Plywood sitting horizontal, whether treated or not, gets hammmered by the weather. Rain can sit on the wood, and the sun hits with full force on a horizontal surface. Paint can _help_ seal the plywood, but its still just thin veneer layers glued together. The best plywood choice would be Exterior rated plywood or Marine rated plywood, but the more common Exposure 1 rating is not suitable for permanent outdoor exposure.

Some of mine are covered with metal (more or less flashing, but mine came as [scrap] aluminum sold as underskirting for mobile homes). Others of mine are covered with a flexible vinyl used for outdoor inkjet-printed signs/banners. Whatever is free and reasonably weather resistant.

.


----------



## Eikel (Mar 12, 2014)

I use the basic design in the Build It" section but use whatever plywood I have available, cover with sheet metal, solder the seams and add a few screws to keep everything in place.


----------



## JWPalmer (May 1, 2017)

3/8" OSB on a telescoping top frame, painted, and covered with Al flashing that is stapled to the sides of the frame.


----------



## AR1 (Feb 5, 2017)

With plywood it really helps to fill and seal all the edges before painting. I make sure there are no gaps at all. I use glue plus sawdust to fill gaps and then paint over it when dry. Only two years in, so no idea how long these will hold up, but look like new still.


----------



## Ruthz (Sep 13, 2011)

What is Advantech?


----------



## NorthMaine (Oct 27, 2016)

Ruthz, 
Advantech is a brand of OSB with waterproof glue. It's made to be durable in exposed wet situations. Couldn't find the page I wanted that showed after a year, but check this out..

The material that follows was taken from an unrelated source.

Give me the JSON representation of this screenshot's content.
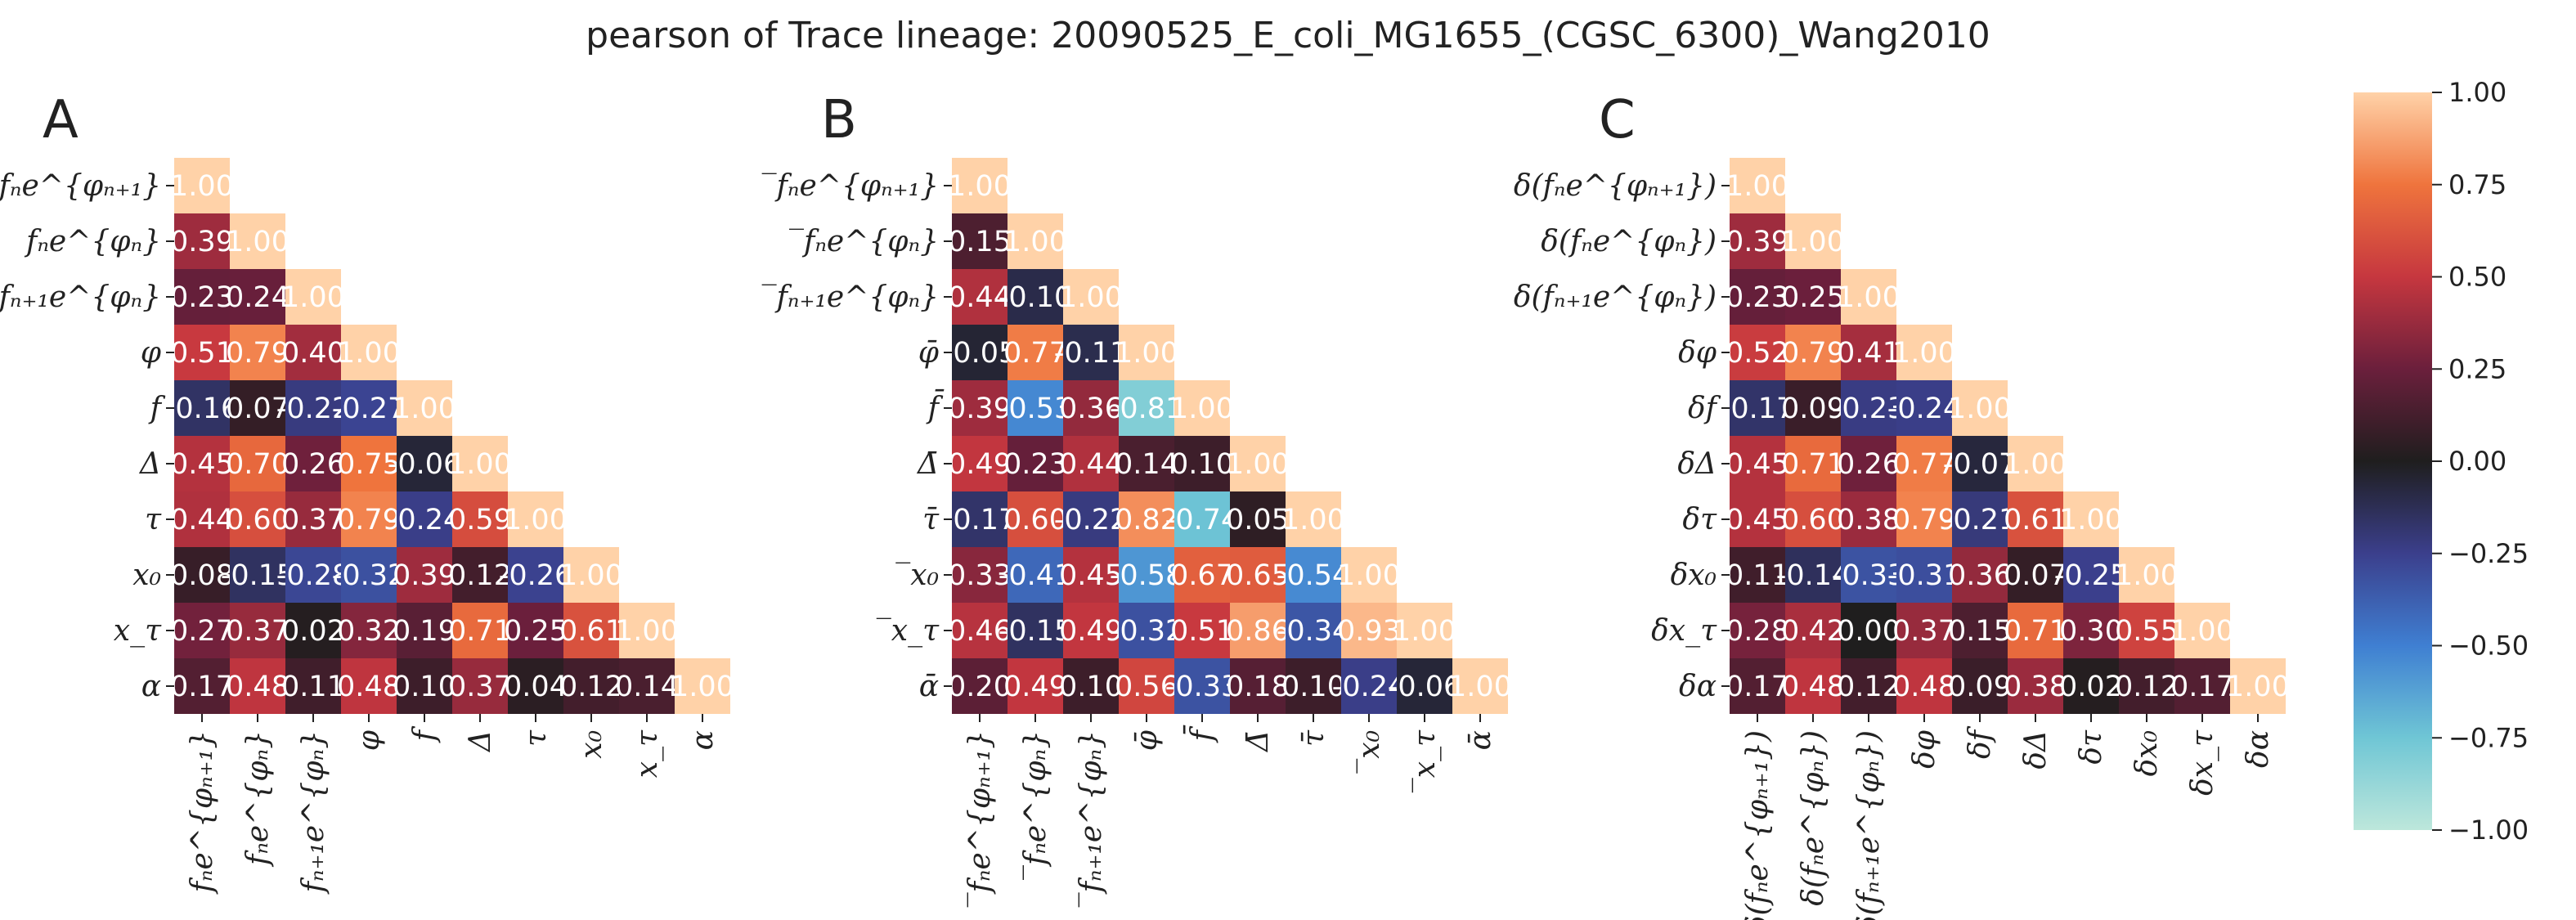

https://www.youtube.com/watch?v=sIpwFgcZdzU

But it's HEAVY.


----------



## Rader Sidetrack (Nov 30, 2011)

There are a group of Advantech threads here:
http://www.beesource.com/forums/showthread.php?317916-Advantech-(plywood-alternative)-for-woodenware


Also, I just realized that this thread is in the Commercial forum. _CTO322_, if you are of a scale to consider yourself commercial, then the thread is in the right place. If you on a smaller scale, this thread may get a wider response in the Bee forum, and we can move it.


----------



## JWPalmer (May 1, 2017)

Advantech was also recently discussed in this thread:

http://www.beesource.com/forums/showthread.php?341275-D-Coates-Nuc


----------